Big brands asked to donate social feeds to small businesses

Forsman & Bodenfors and The Media Kitchen launch "#LikeALocal" to put otherwise dormant media to good use.

Forsman & Bodenfors Canada, alongside planning and buying sister agency The Media Kitchen, have created a new initiative to help brands use their influence and social followings that might otherwise be under-utilized during the pandemic to lend support to small businesses.

Small businesses impacted by the crisis are being asked to add the hashtag “#LikeALocal” to one of their Instagram posts to signal that they are willing to participate. Big brands can then search the hashtag on Instagram or by using one of their social listening tools to find a local business they’d like to support, reposting their post and explaining why. From there, the brands are encouraged to get in touch with the small business directly to find out if there are other forms of media they might be able to donate.

In the early days of social distancing becoming the norm, many brands “went dark” out of an abundance of caution, pulling ads that might strike an inappropriate tone during a global crisis, as well as figured out changes to business operations so that consumers could more readily access their goods or services. While some brands recently returned with ads that promote e-commerce offerings, show gratitude or support to frontline workers or demonstrate their brand’s role in the current situation, others have either remained dark or scaled back their in-market presence significantly.

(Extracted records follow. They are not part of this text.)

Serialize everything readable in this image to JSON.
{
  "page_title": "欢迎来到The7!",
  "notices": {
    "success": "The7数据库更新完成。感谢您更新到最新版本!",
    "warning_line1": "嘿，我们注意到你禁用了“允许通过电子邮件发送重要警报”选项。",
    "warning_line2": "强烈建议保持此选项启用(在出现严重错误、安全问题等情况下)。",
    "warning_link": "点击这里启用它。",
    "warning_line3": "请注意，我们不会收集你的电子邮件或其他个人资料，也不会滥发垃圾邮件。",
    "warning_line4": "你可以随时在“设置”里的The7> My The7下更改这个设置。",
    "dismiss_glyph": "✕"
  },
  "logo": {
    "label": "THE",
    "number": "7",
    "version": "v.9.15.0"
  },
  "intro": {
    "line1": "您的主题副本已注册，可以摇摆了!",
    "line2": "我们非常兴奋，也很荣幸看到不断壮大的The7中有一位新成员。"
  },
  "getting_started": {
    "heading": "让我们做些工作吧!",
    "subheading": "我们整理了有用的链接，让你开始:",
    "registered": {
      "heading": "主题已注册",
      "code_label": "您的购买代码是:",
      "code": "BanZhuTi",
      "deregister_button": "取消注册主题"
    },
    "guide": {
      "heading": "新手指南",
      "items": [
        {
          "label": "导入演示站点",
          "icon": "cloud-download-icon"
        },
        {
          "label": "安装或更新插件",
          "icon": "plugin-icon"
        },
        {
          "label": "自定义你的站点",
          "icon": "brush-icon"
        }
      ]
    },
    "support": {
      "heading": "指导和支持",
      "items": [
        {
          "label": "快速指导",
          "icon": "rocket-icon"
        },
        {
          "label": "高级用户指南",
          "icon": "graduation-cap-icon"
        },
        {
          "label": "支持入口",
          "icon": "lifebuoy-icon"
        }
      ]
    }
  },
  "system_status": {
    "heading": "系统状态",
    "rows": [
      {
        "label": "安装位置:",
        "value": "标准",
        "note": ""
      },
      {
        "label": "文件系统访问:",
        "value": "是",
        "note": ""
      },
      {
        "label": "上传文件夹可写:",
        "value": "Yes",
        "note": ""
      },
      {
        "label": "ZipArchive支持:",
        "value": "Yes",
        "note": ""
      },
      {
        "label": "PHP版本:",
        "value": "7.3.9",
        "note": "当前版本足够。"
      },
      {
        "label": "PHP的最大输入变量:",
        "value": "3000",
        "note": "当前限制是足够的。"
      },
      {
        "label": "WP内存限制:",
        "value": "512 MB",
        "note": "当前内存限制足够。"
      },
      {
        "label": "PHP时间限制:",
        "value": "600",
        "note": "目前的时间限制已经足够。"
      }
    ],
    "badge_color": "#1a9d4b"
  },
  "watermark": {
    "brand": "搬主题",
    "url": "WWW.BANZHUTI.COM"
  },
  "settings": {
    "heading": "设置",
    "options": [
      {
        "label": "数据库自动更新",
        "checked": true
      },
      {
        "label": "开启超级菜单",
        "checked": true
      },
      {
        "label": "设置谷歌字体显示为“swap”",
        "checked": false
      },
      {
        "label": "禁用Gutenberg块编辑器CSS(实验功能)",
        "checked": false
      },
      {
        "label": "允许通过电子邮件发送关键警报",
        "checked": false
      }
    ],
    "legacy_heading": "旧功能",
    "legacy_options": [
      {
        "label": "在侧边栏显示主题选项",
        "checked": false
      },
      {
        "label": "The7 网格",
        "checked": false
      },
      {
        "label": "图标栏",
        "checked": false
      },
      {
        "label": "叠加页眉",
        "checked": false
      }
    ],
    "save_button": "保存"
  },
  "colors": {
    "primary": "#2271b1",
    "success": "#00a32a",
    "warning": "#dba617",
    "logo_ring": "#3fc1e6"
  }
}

Matt Hassell, CCO at Forsman & Bodenfors Canada, says it makes sense for some brands to stay silent about themselves, but they still have influence that could be used to help stimulate local economies.

“We’ve heard from both sides that they wish there was something extra they can do,” he says. “This isn’t going to solve the world’s problems, but it is one thing to do with an influential brand feed. Just make this part of your regular rotation and your calendar. The idea originally was, when everything gets back to normal, this might be something we could do, but these businesses need help now. So we’re rushing the social side of it out right now.”

Originally planned last month as something to do “once all this is over,” Hassell says the project was accelerated once it became clear that small businesses were in more immediate need of support. On the side of the bigger brands, he adds that participating in “#LikeALocal” and doing something selfless could help them achieve the authenticity they so often strive for.

“Authenticity is part of every brand. It’s the first part in every brief we get,” Hassell says. “This acknowledges the community you come from, serve and want to be in as a brand. This might be a moment for you to be quieter and ease off the hard sell, but there is still something they can do. And I feel like people will remember and acknowledge making that effort, especially when they are doing it without an obvious upside.”

Hassell also says this is a way for brands to be seen doing something that has a tangible benefit during the pandemic. According to a recent survey by Corus, the majority of Canadians who want brands to keep advertising during the pandemic would like them to show exactly what they are doing to help.

“Like A Local” will develop organically, though Hassell says the agencies are happy to help facilitate any connections between businesses, and will be reaching out to brands and influencers to encourage them to take part. The agencies have also set up “Like A Local” social media accounts on Instagram and Twitter, which will be used to amplify posts made using the hashtag.

The struggles that small businesses are facing during the pandemic have become top of mind for many Canadians, and major brands have been making efforts to help. Several major brewers – such as Molson and Stella Artois – have created platforms that encourage customers to buy a gift card to a bar or restaurant that has been closed due to the pandemic and which could use some short-term support in the form of revenue. In Quebec, Lg2 brought more than a dozen of its clients together into a single campaign, with each one encouraging consumers in the province to buy from a different local brand.